One fix is to use the restrict keyword, which tells the compiler that the pointers reference disjoint memory regions—the responsibility is on the programmer to ensure this:
void updatePtrs(
size_t *restrict ptrA,
size_t *restrict ptrB,
size_t *restrict val);
We could also manually cache the value ourselves. However, this doesn’t make the aliasing contract explicit:
void updatePtrs(size_t *ptrA, size_t *ptrB, size_t *val)
{
size_t value = *val;
*ptrA += value;
*ptrB += value;
}
perf to the Rescue
Back to the update_window function. There’s only one pointer being dereferenced in the loop—so where’s the aliasing? I cracked out the perf profiler to investigate the hotspots in the assembly.
│ for (int x = 0; x < context.width; ++x) {
0.04 │ add $0x1,%edx
│ *pixel++ = (alpha << 24) | (red << 16) | (green << 8) | blue;
33.32 │ or %edi,%eax
0.02 │ add $0x1,%ecx
31.39 │ mov %eax,-0x4(%rsi)
│ for (int x = 0; x < context.width; ++x) {
2.85 │ mov context+0xe4,%eax
31.84 │ cmp %eax,%edx
│ ↑ jl 3b8
0.37 │ mov context+0xe8,%edx
perf showed that 95% of samples landed in the region around the inner loop1. The interesting part here is mov context+0xe4,%eax, which loads context.width into eax on every iteration—suggesting the compiler doesn't cache it in a register. Why?

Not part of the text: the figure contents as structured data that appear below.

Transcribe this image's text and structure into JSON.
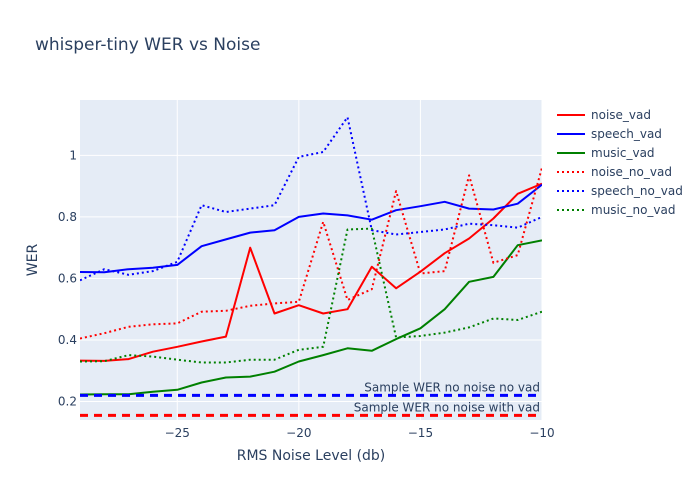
{
  "chart_data": {
    "type": "line",
    "title": "whisper-tiny WER vs Noise",
    "xlabel": "RMS Noise Level (db)",
    "ylabel": "WER",
    "xlim": [
      -29,
      -10
    ],
    "ylim": [
      0.14,
      1.18
    ],
    "xticks": [
      -25,
      -20,
      -15,
      -10
    ],
    "yticks": [
      0.2,
      0.4,
      0.6,
      0.8,
      1
    ],
    "grid": true,
    "legend_position": "right",
    "x": [
      -29,
      -28,
      -27,
      -26,
      -25,
      -24,
      -23,
      -22,
      -21,
      -20,
      -19,
      -18,
      -17,
      -16,
      -15,
      -14,
      -13,
      -12,
      -11,
      -10
    ],
    "series": [
      {
        "name": "noise_vad",
        "color": "#ff0000",
        "dash": "solid",
        "values": [
          0.333,
          0.332,
          0.338,
          0.362,
          0.378,
          0.395,
          0.411,
          0.7,
          0.486,
          0.513,
          0.486,
          0.5,
          0.638,
          0.568,
          0.622,
          0.682,
          0.73,
          0.795,
          0.875,
          0.908
        ]
      },
      {
        "name": "speech_vad",
        "color": "#0000ff",
        "dash": "solid",
        "values": [
          0.621,
          0.62,
          0.63,
          0.635,
          0.644,
          0.705,
          0.727,
          0.749,
          0.757,
          0.8,
          0.811,
          0.805,
          0.791,
          0.822,
          0.835,
          0.849,
          0.827,
          0.824,
          0.843,
          0.905
        ]
      },
      {
        "name": "music_vad",
        "color": "#008000",
        "dash": "solid",
        "values": [
          0.223,
          0.224,
          0.224,
          0.232,
          0.238,
          0.262,
          0.278,
          0.281,
          0.297,
          0.33,
          0.351,
          0.373,
          0.365,
          0.403,
          0.438,
          0.5,
          0.589,
          0.605,
          0.708,
          0.724
        ]
      },
      {
        "name": "noise_no_vad",
        "color": "#ff0000",
        "dash": "dotted",
        "values": [
          0.405,
          0.422,
          0.443,
          0.451,
          0.454,
          0.492,
          0.495,
          0.511,
          0.519,
          0.524,
          0.784,
          0.53,
          0.565,
          0.884,
          0.616,
          0.624,
          0.935,
          0.651,
          0.676,
          0.96
        ]
      },
      {
        "name": "speech_no_vad",
        "color": "#0000ff",
        "dash": "dotted",
        "values": [
          0.594,
          0.63,
          0.612,
          0.624,
          0.654,
          0.838,
          0.816,
          0.827,
          0.838,
          0.995,
          1.011,
          1.124,
          0.757,
          0.743,
          0.751,
          0.759,
          0.778,
          0.773,
          0.765,
          0.8
        ]
      },
      {
        "name": "music_no_vad",
        "color": "#008000",
        "dash": "dotted",
        "values": [
          0.33,
          0.331,
          0.351,
          0.346,
          0.336,
          0.327,
          0.327,
          0.336,
          0.336,
          0.368,
          0.378,
          0.759,
          0.762,
          0.408,
          0.413,
          0.424,
          0.441,
          0.47,
          0.465,
          0.492
        ]
      }
    ],
    "reference_lines": [
      {
        "label": "Sample WER no noise no vad",
        "y": 0.22,
        "color": "#0000ff"
      },
      {
        "label": "Sample WER no noise with vad",
        "y": 0.155,
        "color": "#ff0000"
      }
    ]
  }
}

Because the compiler can’t assume that pixels doesn’t point somewhere within context, including context.width. That means width must be reloaded each time. When width and height were passed directly as function parameters, they lived in the stack frame and were safe from aliasing by pixels.
This highlighted that pointer aliasing doesn’t just occur between pointers—it can also happen between a pointer and any data that isn’t local to the current stack frame.
The Solution
The fix was simple: cache width and height in local variables before entering the loop.
/* x11_context struct now passed in as a parameter as well */
static void update_window(
struct x11_context *context,
int xoffset, int yoffset)
{
int width = context->width;
int height = context->height;
if (!context->backbuffer.pixels)
resize_ximage(width, height);
uint32_t *pixel = (uint32_t*)context->backbuffer.pixels;
for (int y = 0; y < height; ++y) {
for (int x = 0; x < width; ++x) {
uint8_t blue = (x + xoffset);
uint8_t green = (y + yoffset);
uint8_t red = 0;
uint8_t alpha = 255;
*pixel++ = (alpha << 24) | (red << 16) | (green << 8) | blue;
}
}
XPutImage(
context->display, context->window,
context->gc, &context->ximage,
0, 0,
0, 0,
width, height);
}
After this minor change, performance matched the original version. perf no longer reported any significant hotspots, and the compiler could hoist the loads and even unroll the loop—since width and height were known constants elsewhere.
Conclusion
This post demonstrates how even minor refactors can have drastic effects on performance. Pointer aliasing issues aren’t always obvious, especially when using globals. Even if you don’t explicitly dereference memory, the compiler still has to account for potential aliasing.
It’s worth reiterating that this 35% hit was only visible in an optimised build. I strongly believe code should be regularly built with optimisations enabled—disable them only when you need to debug logic errors. Performance bugs are best investigated with tools like perf.
Some programmers criticise C for pitfalls like this. Personally, I see it as a strength: the performance is there if you understand what’s going on. In higher-level languages, these issues are hidden, but the performance penalties often remain.
To my knowledge, perf interrupts the program and inspects the instruction pointer to determine what’s executing. If it interrupts during a long instruction, it must wait for it to finish and may attribute the sample to the instruction that follows. That’s why the 31.84% value appears next to cmp rather than the more expensive mov before it.